É o Temer

Uma frase condena Michel Temer:

“É o Rodrigo”.

Leia o comentário de Helio Gurovitz:

“Para qualquer um dotado de um mínimo de bom senso, uma única frase dita na famigerada conversa com o empresário e delator premiadíssimo Joesley Batista – sobre a qual não paira dúvida alguma em nenhum dos laudos periciais, nem mesmo no encomendado pela defesa – é suficiente para incriminá-lo: ‘É o Rodrigo’. Reproduzo, da denúncia, o trecho do diálogo:

– … é o Rodrigo.

– É o Rodrigo? – pergunta Joesley.

– O Rodrigo – reafirma Temer.

– Ah, então ótimo.

– Pode passar por meio dele, viu? (…) da minha mais estrita confiança.

Alguma dúvida de que Temer tenha indicado o ex-deputado Rodrigo Loures – da sua ‘mais estrita confiança’ – como intermediário a Joesley?

Alguma dúvida de que Loures depois recebeu, numa mala, R$ 500 mil em propinas – que ele mesmo devolveu?

Alguma dúvida de que negociou com o executivo e delator Ricardo Saud entre R$ 500 mil e R$ 1 milhão por semana – atenção: por semana !!! – em troca da aprovação de uma medida favorável ao grupo de Joesley no Cade?

De que depois telefonou ao presidente em exercício do Cade, Gilvandro Vasconcelos, com a demanda?

Não há nenhuma dúvida, lógico.

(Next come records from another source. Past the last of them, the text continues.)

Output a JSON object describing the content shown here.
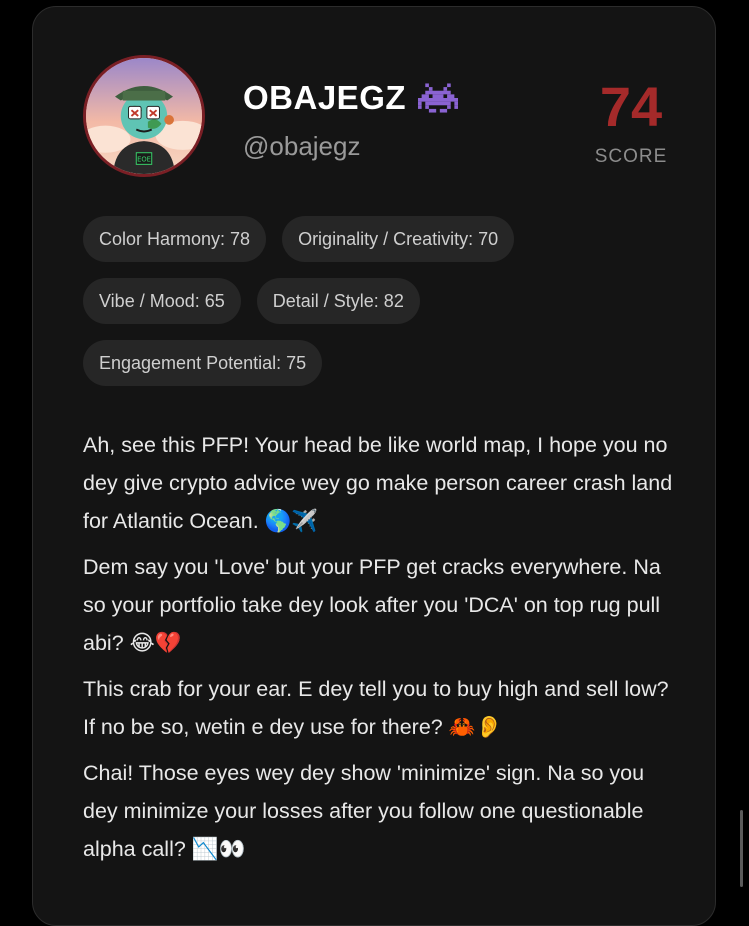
{
  "profile": {
    "display_name": "OBAJEGZ",
    "badge_icon": "space-invader-icon",
    "handle": "@obajegz",
    "avatar_icon": "avatar-image",
    "avatar_logo_text": "EOE"
  },
  "score": {
    "value": "74",
    "label": "SCORE",
    "color": "#a52a2a"
  },
  "metrics": [
    {
      "label": "Color Harmony: 78"
    },
    {
      "label": "Originality / Creativity: 70"
    },
    {
      "label": "Vibe / Mood: 65"
    },
    {
      "label": "Detail / Style: 82"
    },
    {
      "label": "Engagement Potential: 75"
    }
  ],
  "roast": [
    "Ah, see this PFP! Your head be like world map, I hope you no dey give crypto advice wey go make person career crash land for Atlantic Ocean. 🌎✈️",
    "Dem say you 'Love' but your PFP get cracks everywhere. Na so your portfolio take dey look after you 'DCA' on top rug pull abi? 😂💔",
    "This crab for your ear. E dey tell you to buy high and sell low? If no be so, wetin e dey use for there? 🦀👂",
    "Chai! Those eyes wey dey show 'minimize' sign. Na so you dey minimize your losses after you follow one questionable alpha call? 📉👀"
  ],
  "colors": {
    "card_background": "#141414",
    "chip_background": "#262626",
    "accent_red": "#a52a2a"
  }
}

Tudo isso está gravado e documentado. Temer dirá que o dinheiro não era para ele, assim como também dirá que não era para ele o R$ 1 milhão que Saud diz ter mandado entregar ao coronel aposentado João Baptista Lima, na empresa Argeplan, na Vila Madalena, em São Paulo, na época das eleições de 2014.

As manobras acrobáticas de sua defesa tentarão transformá-lo de líder de um poderoso grupo político, flagrado em ato de corrupção, em vítima de uma armadilha. Para isso, desprezarão todas as provas recolhidas na delação e as gravações de Loures. Concentrar-se-ão – em preito à mesóclise… – na única prova recolhida contra Temer em pleno exercício de seu mandato: a gravação feita por Joesley”.